In the initial ruling on the case, state Justice Frederick J. Marshall agreed with the gun manufacturers, and dismissed it on May 18, 2011. This ruling overturns that one, but it’s not over. “We believe [the lower court ruling dismissing the case] was a courageous and legally correct decision, but the Fourth Department was unwilling to follow his well-reasoned opinion,” said Jeffrey Malsch, who represents MKS Supply. “Whether we appeal or not, we are confident that ultimately the facts will contradict the baseless allegations in the complaint, and the case will be dismissed.”

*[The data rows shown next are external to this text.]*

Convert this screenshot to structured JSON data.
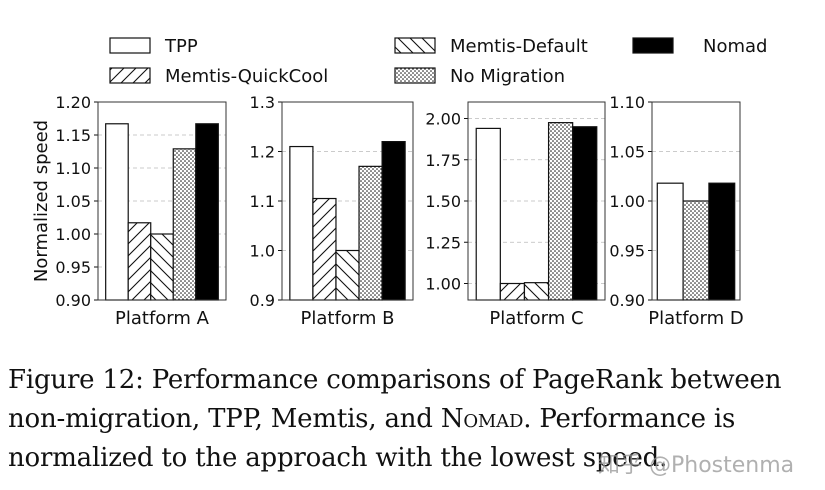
{
  "chart_data": [
    {
      "type": "bar",
      "xlabel": "Platform A",
      "ylabel": "Normalized speed",
      "ylim": [
        0.9,
        1.2
      ],
      "ticks": [
        "0.90",
        "0.95",
        "1.00",
        "1.05",
        "1.10",
        "1.15",
        "1.20"
      ],
      "grid": true,
      "series": [
        {
          "name": "TPP",
          "value": 1.167
        },
        {
          "name": "Memtis-QuickCool",
          "value": 1.017
        },
        {
          "name": "Memtis-Default",
          "value": 1.0
        },
        {
          "name": "No Migration",
          "value": 1.129
        },
        {
          "name": "Nomad",
          "value": 1.167
        }
      ]
    },
    {
      "type": "bar",
      "xlabel": "Platform B",
      "ylim": [
        0.9,
        1.3
      ],
      "ticks": [
        "0.9",
        "1.0",
        "1.1",
        "1.2",
        "1.3"
      ],
      "grid": true,
      "series": [
        {
          "name": "TPP",
          "value": 1.21
        },
        {
          "name": "Memtis-QuickCool",
          "value": 1.105
        },
        {
          "name": "Memtis-Default",
          "value": 1.0
        },
        {
          "name": "No Migration",
          "value": 1.17
        },
        {
          "name": "Nomad",
          "value": 1.22
        }
      ]
    },
    {
      "type": "bar",
      "xlabel": "Platform C",
      "ylim": [
        0.9,
        2.1
      ],
      "ticks": [
        "1.00",
        "1.25",
        "1.50",
        "1.75",
        "2.00"
      ],
      "grid": true,
      "series": [
        {
          "name": "TPP",
          "value": 1.94
        },
        {
          "name": "Memtis-QuickCool",
          "value": 1.0
        },
        {
          "name": "Memtis-Default",
          "value": 1.005
        },
        {
          "name": "No Migration",
          "value": 1.975
        },
        {
          "name": "Nomad",
          "value": 1.95
        }
      ]
    },
    {
      "type": "bar",
      "xlabel": "Platform D",
      "ylim": [
        0.9,
        1.1
      ],
      "ticks": [
        "0.90",
        "0.95",
        "1.00",
        "1.05",
        "1.10"
      ],
      "grid": true,
      "series": [
        {
          "name": "TPP",
          "value": 1.018
        },
        {
          "name": "No Migration",
          "value": 1.0
        },
        {
          "name": "Nomad",
          "value": 1.018
        }
      ]
    }
  ],
  "legend": [
    {
      "name": "TPP",
      "pattern": "white"
    },
    {
      "name": "Memtis-Default",
      "pattern": "backslash"
    },
    {
      "name": "Nomad",
      "pattern": "black"
    },
    {
      "name": "Memtis-QuickCool",
      "pattern": "slash"
    },
    {
      "name": "No Migration",
      "pattern": "dots"
    }
  ],
  "legend_placement": "top",
  "caption": {
    "line1": "Figure 12: Performance comparisons of PageRank between",
    "line2a": "non-migration, TPP, Memtis, and ",
    "line2b": "Nomad",
    "line2c": ". Performance is",
    "line3": "normalized to the approach with the lowest speed."
  },
  "watermark": "知乎 @Phostenma"
}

That’s the small picture. The larger picture is what should deeply concern every American. Nothing has affected this nation more deeply than the “sue everyone” mentality that is rapidly turning virtually any interaction between two human beings into a potentially litigious event. Add the reams of rules and regulations enacted by government at every level to the mix — so much so that the law not only becomes unknown, but unknowable — and the trajectory is clear: we are litigating and regulating our way into a totalitarian strait-jacket.

The solution? It begins with tort reform, but that is only a beginning. Lawyers who would pursue unlimited causation must be sanctioned. Repeat offenders should be disbarred. The alternative is the continued expansion of causality to the point where not only freedom becomes a casualty, but the economic health of the nation as well.

As for this particular case, the long term — and progressive — objective is clear: the Second Amendment can effectively be overturned without having to go through that “messy” process of acquiring the approval of two-thirds of Congress and three-fourths of state legislatures to do so. All we have to do is get enough courts to hold enough gun-makers liable for crimes committed with firearms, and we’ll eventually make it impossible for gun manufacturers to remain in business. Make no mistake: that’s what these legal termites and their enablers are hard at work trying to do.

And for the very first time since the 2005 law was enacted, a court is letting them do it.